Psychobabble: Talking therapists

by endlesspsych

By Keir Liddle

Psychology seems to remain a much misunderstood subject by the public in many spheres. I suspect much of the public conflate psychiatry, psychoanalysis and psychology as being one and the same thing, which would not be a fair reflection of the marked differences between the three subjects. Psychiatry is a medical specialisation; psychoanalysis is a therapy that, while showing some benefits for some patients has had it’s theories largely discredited; and psychology is a very, very broad field that runs the gamut between quantitative and experimental work at one end, and qualitative and more social science-like work at the other.

Yet many people seem to think it is still all about reading minds or analysing people, a situation that isn’t helped by the lack of a protected term for “psychologist”, and is exacerbated by those psychologists who find themselves making pronouncements on the psychology of celebrities and individuals in the news– with utter disregard for their professional body, the BPS (British Psychological Society), and its code of ethics and conduct on the matter. Dr Petra provides an excellent overview of some of the issues that psychologists encounter when deciding whether or not to provide comment to the media here, and Martin Robbins provides this piece in the Guardian also.

The BPS code of conduct states the following principles:

Respect
Psychologists value the dignity and worth of all persons, with sensitivity to the dynamics of perceived authority or influence over clients, and with particular regard to people’s rights including those of privacy and self-determination.

Competence

Psychologists value the continuing development and maintenance of high standards of competence in their professional work, and the importance of preserving their ability to function optimally within the recognised limits of
their knowledge, skill, training, education, and experience.

Responsibility

Psychologists value their responsibilities to clients, to the general public, and to the profession and science of Psychology, including the avoidance of harm and the prevention of misuse or abuse of their contributions to society.

Integrity

Psychologists value honesty, accuracy, clarity, and fairness in their interactions with all persons, and seek to promote integrity in all facets of their scientific and professional endeavours.

A recent article in the Independent, I believe, contravenes the ethical principle of respect. I contend the piece, like many others, contravenes the right to privacy of the individual concerned without due care and attention to the sensitivity of the psychologist’s perceived authority and expert status. It does this by directly mentioning the individuals involved, and making assumptions from a distance. While these assumptions are couched in hedged language, the article gives the impression that the psychologist concerned has correctly considered the dynamics of their position and expert status. While the individuals are only mentioned in relatively positive terms, this is still supposition made at a distance, and in reality, the opinion is no better than any layperson’s view. Yet given the mentioned expert status of the psychologist involved, it undoubtedly carries more weight with those reading the article and, despite being supposition, appears more credible as a result.

Another issue here comes in the mixing of the specific and the general. To my mind psychologists asked to comment on such things should be very, very careful not to directly mention specific individuals, whether positive or negative. I believe this violates their right to privacy, and then refers to general experiences of a similar nature. In this specific article, these experiences are of a highly negative nature, and they may give people the false impression that the individuals concerned were subjected to such treatment. Given that the article is in the public domain, then, were this article to be misconstrued, it could cause the individuals referred to some degree of unnecessary stress.

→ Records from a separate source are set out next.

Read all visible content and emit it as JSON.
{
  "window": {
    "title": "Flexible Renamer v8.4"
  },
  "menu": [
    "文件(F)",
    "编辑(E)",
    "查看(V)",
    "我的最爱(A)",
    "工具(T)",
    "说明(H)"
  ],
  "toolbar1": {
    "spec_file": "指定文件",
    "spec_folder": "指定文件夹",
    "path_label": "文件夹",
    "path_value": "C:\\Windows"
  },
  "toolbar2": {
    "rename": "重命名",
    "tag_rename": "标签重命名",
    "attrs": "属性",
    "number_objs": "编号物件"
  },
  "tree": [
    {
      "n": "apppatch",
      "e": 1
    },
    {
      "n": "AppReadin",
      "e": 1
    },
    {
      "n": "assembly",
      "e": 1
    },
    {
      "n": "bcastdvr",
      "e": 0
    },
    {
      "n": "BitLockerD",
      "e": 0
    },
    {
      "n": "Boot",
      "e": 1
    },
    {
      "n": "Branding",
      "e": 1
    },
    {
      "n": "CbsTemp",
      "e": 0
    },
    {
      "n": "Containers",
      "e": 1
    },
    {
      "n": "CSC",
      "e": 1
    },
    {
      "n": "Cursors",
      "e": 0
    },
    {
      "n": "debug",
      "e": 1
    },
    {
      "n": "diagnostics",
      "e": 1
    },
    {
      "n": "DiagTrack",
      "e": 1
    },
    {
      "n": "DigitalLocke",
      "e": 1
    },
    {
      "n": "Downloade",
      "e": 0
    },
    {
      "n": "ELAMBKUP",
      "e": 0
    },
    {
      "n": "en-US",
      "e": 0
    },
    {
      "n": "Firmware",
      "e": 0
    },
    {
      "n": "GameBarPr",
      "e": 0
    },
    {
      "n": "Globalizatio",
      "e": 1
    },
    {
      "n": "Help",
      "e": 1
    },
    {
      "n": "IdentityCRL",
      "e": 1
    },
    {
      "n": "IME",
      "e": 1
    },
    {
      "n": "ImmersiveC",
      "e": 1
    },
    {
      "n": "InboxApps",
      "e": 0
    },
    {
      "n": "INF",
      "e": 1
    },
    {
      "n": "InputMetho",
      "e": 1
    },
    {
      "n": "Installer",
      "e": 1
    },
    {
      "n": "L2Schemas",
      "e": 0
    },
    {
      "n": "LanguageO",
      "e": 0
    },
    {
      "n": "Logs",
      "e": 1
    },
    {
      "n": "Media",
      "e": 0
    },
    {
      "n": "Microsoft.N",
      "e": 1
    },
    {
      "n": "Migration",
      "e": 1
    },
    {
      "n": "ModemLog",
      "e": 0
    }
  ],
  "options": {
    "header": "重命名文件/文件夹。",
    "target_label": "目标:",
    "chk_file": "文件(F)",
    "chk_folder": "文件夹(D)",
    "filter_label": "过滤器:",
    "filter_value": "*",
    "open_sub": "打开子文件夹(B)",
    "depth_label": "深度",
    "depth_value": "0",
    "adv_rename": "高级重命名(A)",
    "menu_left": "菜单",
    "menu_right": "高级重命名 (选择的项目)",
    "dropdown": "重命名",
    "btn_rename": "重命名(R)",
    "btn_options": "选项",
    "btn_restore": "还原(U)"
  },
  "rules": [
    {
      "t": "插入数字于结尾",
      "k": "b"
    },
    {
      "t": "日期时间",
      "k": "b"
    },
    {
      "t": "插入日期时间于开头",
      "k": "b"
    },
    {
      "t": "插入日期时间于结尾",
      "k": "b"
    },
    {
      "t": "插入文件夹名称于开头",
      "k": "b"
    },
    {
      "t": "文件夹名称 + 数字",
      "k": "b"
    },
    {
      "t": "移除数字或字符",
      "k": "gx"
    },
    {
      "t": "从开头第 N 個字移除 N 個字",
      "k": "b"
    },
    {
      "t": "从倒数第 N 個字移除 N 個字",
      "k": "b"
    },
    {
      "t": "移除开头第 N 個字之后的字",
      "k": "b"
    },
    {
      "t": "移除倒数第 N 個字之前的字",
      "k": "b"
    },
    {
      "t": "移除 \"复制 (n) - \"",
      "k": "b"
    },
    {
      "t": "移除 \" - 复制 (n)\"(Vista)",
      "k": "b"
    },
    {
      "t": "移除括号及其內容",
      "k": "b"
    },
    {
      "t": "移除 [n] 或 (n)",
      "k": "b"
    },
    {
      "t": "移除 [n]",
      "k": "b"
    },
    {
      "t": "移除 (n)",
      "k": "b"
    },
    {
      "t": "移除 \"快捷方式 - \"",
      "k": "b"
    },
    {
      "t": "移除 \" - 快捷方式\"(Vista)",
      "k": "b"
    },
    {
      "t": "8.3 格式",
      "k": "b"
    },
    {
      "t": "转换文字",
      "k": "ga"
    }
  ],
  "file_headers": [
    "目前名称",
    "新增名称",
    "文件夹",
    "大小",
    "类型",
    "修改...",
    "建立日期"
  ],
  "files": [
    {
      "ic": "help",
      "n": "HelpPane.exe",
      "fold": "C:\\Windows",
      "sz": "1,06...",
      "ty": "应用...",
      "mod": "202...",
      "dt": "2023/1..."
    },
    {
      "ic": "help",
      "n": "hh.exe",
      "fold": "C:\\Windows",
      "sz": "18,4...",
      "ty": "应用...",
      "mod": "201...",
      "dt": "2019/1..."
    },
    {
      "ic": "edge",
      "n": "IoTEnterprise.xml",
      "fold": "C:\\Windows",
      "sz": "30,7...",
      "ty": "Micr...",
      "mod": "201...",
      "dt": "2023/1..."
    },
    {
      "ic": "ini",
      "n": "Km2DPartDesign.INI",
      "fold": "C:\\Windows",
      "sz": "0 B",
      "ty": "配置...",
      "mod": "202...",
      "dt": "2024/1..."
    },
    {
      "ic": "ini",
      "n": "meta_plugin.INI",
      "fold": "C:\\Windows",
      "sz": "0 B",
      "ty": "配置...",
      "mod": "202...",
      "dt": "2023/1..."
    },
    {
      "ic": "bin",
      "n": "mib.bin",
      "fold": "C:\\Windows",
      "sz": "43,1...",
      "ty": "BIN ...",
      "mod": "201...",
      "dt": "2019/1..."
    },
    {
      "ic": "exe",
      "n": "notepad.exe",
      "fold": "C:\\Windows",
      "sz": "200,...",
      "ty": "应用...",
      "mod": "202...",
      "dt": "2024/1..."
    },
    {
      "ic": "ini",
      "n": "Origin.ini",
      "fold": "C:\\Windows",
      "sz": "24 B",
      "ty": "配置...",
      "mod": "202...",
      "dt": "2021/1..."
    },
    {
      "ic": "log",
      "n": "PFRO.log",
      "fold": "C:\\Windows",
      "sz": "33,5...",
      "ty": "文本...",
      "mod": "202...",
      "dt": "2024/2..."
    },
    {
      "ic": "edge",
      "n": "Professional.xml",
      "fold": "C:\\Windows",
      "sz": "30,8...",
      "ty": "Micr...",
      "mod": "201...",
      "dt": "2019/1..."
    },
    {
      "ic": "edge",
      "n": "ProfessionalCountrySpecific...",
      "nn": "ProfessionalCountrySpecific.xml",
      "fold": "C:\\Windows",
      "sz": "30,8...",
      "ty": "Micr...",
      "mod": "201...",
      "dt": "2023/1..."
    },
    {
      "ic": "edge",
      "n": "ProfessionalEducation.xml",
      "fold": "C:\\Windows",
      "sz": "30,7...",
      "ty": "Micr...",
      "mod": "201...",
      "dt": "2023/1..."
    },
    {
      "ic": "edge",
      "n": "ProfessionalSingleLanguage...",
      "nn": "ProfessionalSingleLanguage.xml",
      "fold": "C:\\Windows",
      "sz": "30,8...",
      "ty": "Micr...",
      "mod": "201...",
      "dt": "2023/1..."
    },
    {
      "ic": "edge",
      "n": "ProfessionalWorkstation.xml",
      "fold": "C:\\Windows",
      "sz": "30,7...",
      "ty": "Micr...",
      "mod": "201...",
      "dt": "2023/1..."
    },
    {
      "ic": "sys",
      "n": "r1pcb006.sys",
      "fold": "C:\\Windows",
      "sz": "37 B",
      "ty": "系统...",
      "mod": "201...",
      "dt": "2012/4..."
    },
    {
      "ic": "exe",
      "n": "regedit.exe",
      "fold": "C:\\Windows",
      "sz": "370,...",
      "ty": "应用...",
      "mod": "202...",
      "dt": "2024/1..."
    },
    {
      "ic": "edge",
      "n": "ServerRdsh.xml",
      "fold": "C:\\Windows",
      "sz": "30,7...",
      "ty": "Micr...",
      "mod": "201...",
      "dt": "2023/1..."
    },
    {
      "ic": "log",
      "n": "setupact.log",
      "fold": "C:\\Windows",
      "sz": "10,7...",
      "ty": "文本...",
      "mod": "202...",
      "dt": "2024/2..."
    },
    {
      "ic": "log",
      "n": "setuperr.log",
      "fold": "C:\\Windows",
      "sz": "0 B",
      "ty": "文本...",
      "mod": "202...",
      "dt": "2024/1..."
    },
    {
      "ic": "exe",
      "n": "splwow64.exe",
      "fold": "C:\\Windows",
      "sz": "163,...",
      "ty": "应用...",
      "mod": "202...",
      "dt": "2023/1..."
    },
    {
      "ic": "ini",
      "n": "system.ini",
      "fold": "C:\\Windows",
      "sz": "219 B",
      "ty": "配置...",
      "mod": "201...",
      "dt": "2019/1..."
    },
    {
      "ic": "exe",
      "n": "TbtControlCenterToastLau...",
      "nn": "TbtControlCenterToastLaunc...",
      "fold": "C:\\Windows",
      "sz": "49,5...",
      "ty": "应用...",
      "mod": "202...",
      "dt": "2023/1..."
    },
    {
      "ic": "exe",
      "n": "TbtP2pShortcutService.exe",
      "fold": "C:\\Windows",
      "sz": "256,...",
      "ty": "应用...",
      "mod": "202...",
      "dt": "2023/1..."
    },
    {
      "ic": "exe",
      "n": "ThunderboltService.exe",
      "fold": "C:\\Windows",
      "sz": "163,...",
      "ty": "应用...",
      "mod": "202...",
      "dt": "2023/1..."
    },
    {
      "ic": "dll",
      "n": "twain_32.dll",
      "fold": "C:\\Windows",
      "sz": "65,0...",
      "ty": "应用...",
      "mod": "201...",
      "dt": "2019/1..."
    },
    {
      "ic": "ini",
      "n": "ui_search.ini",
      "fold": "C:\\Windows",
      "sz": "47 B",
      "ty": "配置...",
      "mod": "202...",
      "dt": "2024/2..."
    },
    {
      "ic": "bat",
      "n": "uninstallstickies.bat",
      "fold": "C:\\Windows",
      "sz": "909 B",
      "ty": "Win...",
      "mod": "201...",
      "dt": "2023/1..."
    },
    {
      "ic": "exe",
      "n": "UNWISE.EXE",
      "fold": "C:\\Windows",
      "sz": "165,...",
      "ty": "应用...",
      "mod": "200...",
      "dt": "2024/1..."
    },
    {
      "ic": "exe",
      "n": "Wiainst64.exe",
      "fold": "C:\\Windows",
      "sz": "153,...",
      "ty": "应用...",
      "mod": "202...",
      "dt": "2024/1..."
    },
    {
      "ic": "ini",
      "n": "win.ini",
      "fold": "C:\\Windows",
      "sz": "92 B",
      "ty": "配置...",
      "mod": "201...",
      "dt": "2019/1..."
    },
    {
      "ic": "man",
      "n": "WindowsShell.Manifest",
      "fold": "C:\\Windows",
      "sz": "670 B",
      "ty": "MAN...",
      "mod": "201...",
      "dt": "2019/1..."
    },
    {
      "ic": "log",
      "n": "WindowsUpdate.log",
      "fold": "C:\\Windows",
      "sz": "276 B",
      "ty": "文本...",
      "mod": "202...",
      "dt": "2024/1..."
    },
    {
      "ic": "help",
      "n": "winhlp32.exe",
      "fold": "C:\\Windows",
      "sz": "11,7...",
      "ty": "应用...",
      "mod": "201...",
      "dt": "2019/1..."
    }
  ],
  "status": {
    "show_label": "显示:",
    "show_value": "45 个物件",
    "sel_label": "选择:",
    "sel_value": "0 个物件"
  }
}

However, the final quote provided is the most pernicious, as it suggests that the individuals will feel guilt about events that will be beyond their control. This may well be accurate, but I feel it is an insensitive and unethical statement to make publicly. It has the potential to create an expectation in family and friends, as well as the general public, that these feelings of guilt exist, and this, again, could cause those individuals distress. This is not couched in the previous hedged language, and unless the journalist has misquoted the psychologist concerned, then this is a worrying situation. This is presented as a statement of fact, not a possible or likely outcome, and that, to my mind, borders on being grossly irresponsible.

The example above is by no means the worst abuse of the BPS ethical guidelines and principles, but it illustrates the problems facing psychologists and the media. We want to promote our science, research and its importance to the general public, and when a journalist contacts us to ask questions about our area of expertise, there is perhaps a natural tendency to bite their hand off. However, psychologists (and ideally non-psychjologists also) should be very, very mindful of their position, and the ethical guidelines that govern interactions with the media– lest they end up not promoting psychology and their research, but rather, damaging the reputation of the profession.